In accordance with Annex XI (1.1.2) of the REACH legislation EC 1907/2006, testing may not appear scientifically necessary based on the use of existing data from experiments not carried out according to GLP or the test methods referred to in Article 13(3). In this case, an acute toxicity study with intraperitoneal application in mice is available (BASF, 80/404, 1981). This study is considered to represent the worst case in regard to systemic availability and to represent an adequate assessment for systemic toxicity upon inhalation or dermal toxicity. 5 NMRI mice of each sex received single i. p. injection of 2000 mg/kg bw test material. No mortality occurred and no effects on body weight gain were observed. Clinical signs were reported for both sexes and described as dyspnea, apathy, staggering, stretching, ruffled fur, and poor general state 5 hours after treatment up to 2 days. At necropsy, pathology revealed deposits of the substance in the intraperitoneal cavity indicating that the substance does not undergo significant metabolism. This is in line with the overall insolubility of the pigment.

 

Justification for classification or non-classification

Dangerous Substance Directive (67/548/EEC)

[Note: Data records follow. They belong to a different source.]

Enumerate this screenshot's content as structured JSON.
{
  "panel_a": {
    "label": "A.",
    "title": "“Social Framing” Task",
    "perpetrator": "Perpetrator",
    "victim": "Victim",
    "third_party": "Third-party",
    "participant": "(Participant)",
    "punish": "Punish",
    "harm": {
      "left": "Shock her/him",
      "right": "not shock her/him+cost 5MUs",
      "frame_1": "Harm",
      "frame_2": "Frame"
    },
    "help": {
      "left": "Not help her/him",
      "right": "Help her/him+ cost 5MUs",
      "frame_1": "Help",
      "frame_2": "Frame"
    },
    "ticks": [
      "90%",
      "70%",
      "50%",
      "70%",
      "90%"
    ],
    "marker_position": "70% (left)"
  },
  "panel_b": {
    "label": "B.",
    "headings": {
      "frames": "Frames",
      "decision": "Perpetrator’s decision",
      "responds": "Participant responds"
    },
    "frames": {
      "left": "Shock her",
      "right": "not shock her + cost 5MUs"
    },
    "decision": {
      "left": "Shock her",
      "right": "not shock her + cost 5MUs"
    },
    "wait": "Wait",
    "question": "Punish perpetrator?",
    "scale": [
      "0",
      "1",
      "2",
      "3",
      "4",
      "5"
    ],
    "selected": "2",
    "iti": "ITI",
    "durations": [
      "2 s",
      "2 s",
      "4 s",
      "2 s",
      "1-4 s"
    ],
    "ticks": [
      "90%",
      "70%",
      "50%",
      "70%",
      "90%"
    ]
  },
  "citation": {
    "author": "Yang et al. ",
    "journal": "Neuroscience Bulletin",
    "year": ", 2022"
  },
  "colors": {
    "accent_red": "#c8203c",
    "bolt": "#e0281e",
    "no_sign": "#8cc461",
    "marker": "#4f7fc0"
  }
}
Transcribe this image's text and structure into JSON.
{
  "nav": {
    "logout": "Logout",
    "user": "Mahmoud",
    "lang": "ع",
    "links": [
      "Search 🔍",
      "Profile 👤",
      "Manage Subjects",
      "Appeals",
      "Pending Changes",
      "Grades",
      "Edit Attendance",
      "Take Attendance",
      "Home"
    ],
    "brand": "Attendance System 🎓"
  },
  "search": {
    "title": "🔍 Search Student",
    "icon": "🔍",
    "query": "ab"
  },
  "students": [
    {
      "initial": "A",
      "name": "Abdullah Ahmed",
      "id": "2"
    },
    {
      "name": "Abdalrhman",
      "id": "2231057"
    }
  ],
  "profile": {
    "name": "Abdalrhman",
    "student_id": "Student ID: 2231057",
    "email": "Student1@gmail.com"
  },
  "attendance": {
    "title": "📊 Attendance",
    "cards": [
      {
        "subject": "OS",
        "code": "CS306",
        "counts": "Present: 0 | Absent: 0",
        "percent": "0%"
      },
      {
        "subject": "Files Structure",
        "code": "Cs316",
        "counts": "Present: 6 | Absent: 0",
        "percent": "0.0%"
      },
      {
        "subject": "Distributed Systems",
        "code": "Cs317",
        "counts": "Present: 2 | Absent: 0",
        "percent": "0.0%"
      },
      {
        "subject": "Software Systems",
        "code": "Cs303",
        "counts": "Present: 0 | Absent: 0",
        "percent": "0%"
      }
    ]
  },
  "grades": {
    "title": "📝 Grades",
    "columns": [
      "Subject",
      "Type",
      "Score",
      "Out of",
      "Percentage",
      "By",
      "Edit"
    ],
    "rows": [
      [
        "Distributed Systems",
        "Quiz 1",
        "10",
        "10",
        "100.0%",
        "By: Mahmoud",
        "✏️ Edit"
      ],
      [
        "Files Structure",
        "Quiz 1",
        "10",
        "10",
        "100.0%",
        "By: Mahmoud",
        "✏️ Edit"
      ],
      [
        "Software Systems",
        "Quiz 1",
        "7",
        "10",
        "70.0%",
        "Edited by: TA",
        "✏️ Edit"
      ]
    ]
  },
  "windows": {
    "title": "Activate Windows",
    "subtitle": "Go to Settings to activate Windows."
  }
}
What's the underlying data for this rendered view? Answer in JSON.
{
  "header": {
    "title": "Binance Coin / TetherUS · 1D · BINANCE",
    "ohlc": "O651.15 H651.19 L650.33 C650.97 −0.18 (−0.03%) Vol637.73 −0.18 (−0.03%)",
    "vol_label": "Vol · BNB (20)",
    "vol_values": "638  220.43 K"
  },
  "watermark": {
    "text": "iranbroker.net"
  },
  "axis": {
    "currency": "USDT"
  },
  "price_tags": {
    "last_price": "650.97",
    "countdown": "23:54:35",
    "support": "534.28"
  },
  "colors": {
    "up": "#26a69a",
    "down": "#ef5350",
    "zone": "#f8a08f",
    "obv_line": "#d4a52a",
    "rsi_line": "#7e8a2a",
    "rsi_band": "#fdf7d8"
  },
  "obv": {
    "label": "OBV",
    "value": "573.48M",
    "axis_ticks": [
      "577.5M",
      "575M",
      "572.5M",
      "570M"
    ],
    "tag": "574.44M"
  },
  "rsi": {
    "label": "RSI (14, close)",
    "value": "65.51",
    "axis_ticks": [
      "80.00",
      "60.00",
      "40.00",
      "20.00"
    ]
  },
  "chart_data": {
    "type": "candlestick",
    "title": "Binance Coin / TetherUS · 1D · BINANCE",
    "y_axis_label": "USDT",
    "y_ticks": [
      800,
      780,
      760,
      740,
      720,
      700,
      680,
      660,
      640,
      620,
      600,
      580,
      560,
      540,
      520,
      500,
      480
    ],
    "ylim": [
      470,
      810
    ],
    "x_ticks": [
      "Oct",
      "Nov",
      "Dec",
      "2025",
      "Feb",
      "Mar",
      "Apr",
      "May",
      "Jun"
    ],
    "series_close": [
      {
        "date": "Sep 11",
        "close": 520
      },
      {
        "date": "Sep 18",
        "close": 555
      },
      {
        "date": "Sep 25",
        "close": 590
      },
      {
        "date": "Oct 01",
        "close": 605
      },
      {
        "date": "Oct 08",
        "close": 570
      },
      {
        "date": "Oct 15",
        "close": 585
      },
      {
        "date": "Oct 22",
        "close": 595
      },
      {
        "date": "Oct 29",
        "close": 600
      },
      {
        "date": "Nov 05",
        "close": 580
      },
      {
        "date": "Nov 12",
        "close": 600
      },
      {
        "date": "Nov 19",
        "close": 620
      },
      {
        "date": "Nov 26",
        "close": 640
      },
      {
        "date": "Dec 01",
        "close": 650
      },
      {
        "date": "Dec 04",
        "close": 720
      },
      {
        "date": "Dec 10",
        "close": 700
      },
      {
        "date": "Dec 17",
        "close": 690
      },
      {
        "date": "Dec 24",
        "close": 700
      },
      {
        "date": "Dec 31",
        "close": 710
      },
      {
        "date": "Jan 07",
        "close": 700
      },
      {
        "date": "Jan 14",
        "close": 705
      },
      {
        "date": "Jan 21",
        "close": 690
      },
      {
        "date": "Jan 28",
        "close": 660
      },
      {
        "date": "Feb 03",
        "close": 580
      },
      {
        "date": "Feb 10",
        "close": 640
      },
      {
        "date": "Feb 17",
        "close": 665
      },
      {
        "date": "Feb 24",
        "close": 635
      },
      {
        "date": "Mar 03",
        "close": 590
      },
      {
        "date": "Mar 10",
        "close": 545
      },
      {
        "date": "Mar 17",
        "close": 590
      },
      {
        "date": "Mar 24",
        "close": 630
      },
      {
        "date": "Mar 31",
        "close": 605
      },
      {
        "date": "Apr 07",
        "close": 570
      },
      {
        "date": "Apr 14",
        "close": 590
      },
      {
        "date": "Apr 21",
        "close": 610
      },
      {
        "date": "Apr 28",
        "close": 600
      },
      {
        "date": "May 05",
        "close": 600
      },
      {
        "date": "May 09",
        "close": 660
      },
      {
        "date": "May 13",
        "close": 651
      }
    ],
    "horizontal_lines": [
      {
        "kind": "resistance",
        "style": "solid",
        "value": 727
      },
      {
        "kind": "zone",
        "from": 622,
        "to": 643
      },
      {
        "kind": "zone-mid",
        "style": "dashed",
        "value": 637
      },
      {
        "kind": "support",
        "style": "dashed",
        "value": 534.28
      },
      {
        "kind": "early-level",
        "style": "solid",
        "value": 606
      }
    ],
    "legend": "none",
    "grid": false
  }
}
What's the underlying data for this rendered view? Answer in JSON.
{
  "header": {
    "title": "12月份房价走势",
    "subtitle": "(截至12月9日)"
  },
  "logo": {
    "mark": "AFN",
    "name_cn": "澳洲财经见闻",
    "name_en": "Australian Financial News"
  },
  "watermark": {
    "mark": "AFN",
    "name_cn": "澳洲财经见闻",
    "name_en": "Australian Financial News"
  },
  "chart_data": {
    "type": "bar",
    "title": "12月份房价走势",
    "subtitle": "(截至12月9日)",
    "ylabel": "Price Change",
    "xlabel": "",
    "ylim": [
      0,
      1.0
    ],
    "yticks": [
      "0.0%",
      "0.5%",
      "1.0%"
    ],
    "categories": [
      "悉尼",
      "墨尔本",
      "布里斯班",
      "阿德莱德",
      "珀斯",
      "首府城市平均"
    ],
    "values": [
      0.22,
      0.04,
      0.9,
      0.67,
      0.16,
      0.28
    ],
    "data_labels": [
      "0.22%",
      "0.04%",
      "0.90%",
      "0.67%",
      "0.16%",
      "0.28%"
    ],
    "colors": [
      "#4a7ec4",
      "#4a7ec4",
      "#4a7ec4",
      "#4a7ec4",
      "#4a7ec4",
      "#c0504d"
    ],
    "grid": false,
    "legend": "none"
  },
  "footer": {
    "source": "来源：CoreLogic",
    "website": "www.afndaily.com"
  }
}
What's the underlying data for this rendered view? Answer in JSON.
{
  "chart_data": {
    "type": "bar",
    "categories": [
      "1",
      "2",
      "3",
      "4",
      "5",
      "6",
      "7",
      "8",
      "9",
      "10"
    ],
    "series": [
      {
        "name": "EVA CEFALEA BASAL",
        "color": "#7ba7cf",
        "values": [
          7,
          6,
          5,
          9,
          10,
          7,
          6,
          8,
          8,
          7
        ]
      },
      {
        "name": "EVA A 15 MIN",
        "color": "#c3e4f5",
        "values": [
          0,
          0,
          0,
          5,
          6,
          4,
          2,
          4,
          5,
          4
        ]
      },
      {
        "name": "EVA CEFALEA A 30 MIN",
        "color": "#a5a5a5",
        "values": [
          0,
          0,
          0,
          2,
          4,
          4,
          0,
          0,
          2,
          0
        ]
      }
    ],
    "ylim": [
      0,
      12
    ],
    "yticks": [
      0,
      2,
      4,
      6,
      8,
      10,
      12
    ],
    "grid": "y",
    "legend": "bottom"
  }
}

The available studies are considered reliable and suitable for classification purposes under 67/548/EEC. As a result the substance is not considered to be classified for acute oral or dermal or inhalation toxicity under Directive 67/548/EEC, as amended for the 31st time in Directive 2009/2/EG.

Classification, Labelling, and Packaging Regulation (EC) No. 1272/2008

The available experimental test data are reliable and suitable for classification purposes under Regulation 1272/2008. As a result the substance is not considered to be classified for acute oral or dermal or inhalation toxicity under Regulation (EC) No. 1272/2008, as amended for the second time in Directive (EC 286/2011).